Perhaps we’re all just a little obsessed with a morbid fascination as to how people we know are dead, really died. Take Amelia Earhart. The woman was born in 1897, so even if she hadn’t disappeared in 1939, it’s highly unlikely that she’d still be with us today, yet still, every ten years or so, our attention is peaked when someone says they’ve found her plane. Just like the aforementioned remains of Mr. Hoffa, the wreckage somehow never materializes, and we are once again left to wait and wonder. I just don’t know what we are hoping for. Odds are her plane crashed somewhere in the South Pacific, and if this did prove to be the case, would we feel any sense of relief since it was what we expected all along? I think that in situations like this, our hope is that what we all really know happened, didn’t, and that Amelia spent the remainder of her life basking in the sun, eating exotic fruits, and teaching polka to the natives.
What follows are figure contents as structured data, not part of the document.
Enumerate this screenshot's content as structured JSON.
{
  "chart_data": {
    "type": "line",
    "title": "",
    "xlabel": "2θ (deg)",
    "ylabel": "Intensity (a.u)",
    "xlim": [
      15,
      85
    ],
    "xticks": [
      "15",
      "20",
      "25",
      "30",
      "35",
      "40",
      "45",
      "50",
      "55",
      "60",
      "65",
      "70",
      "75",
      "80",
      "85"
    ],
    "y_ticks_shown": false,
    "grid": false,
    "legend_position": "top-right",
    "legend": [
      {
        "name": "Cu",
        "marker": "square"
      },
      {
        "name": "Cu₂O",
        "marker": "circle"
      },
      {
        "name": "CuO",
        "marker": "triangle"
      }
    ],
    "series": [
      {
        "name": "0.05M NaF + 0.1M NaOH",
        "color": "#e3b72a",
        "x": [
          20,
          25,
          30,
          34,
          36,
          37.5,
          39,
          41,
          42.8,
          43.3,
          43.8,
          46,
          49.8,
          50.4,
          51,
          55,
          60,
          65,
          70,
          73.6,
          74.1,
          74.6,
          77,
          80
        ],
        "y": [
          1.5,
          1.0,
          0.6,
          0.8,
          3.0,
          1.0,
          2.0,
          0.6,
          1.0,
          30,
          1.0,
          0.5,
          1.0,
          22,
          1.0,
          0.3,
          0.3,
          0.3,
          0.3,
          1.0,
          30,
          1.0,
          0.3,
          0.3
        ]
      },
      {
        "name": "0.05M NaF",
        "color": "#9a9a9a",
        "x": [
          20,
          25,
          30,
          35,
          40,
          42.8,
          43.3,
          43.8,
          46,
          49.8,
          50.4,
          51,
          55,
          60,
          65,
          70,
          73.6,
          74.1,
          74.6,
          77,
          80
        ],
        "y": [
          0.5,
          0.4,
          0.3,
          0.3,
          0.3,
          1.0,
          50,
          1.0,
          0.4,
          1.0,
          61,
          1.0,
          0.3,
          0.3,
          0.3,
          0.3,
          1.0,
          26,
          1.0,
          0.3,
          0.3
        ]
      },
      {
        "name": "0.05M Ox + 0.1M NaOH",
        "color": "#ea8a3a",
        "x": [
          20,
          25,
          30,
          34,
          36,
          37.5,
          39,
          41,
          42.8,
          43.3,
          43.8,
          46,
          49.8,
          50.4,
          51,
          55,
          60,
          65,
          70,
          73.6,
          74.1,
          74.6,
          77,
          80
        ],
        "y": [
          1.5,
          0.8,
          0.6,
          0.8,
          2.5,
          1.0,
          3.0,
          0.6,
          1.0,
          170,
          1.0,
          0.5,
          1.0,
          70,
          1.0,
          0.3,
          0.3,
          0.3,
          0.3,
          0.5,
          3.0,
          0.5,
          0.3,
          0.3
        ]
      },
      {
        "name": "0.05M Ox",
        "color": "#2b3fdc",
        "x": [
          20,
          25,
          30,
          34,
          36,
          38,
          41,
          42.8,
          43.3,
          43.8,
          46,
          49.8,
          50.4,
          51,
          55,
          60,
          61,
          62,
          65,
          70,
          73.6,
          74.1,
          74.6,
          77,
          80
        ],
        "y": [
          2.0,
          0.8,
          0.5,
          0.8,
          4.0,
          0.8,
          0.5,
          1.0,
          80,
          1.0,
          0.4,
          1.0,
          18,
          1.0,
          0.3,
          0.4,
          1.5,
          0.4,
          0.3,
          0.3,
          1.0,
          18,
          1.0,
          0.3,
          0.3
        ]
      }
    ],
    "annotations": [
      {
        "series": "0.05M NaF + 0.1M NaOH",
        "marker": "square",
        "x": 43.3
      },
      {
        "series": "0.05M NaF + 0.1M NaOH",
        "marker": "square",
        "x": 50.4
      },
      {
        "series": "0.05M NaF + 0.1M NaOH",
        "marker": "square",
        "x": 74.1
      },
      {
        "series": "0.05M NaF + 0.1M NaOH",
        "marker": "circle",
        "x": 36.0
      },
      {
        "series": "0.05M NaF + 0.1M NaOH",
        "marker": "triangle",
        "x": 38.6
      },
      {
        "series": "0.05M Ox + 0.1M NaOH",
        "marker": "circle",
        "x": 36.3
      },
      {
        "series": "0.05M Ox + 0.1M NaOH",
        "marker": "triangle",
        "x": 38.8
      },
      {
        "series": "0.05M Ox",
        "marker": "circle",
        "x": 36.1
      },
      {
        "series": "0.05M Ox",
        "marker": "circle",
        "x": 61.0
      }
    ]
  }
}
Now that would be unexpected.
Actually, the search for those who have left this mortal coil under less than obvious circumstances serves an economic purpose. Whole cottage industries have grown around these “mysterious disappearances”. How many people that probably otherwise couldn’t find employment have made entire careers out of their books, websites, and lectures at the local Super 8 motel promulgating their theories as to the whereabouts of everyone from Judge Crater to D.B. Cooper? And how many hours of programming would be lost to cable outlets like The Discovery Channel and its offspring without these folks? A few million insomniacs don’t want to know the answer to that question. So, ironically enough, for all of us who want answers, there are a heck of a lot of people out there whose livelihoods depend on us never finding out.
In a sense, our desire to explain the unexplained reflects our common need for closure. It’s our answer to the “cause” portion of the equation when we already know the effect. The occasional nature of this desire in response to the sporadic identification of “new evidence” is really just a manifestation of our natural curiosity. It’s only when these things are taken to the extreme—like those Area 51 fanatics that think the government has aliens and space ships housed in an underground warehouse in New Mexico. The Watergate conspirators couldn’t keep a secret for three weeks, but somehow this one is airtight—that they become problematic. As to the fate of the late Jimmy Hoffa, let me advance my own personal theory: Colonel Mustard, in the conservatory with the candlestick.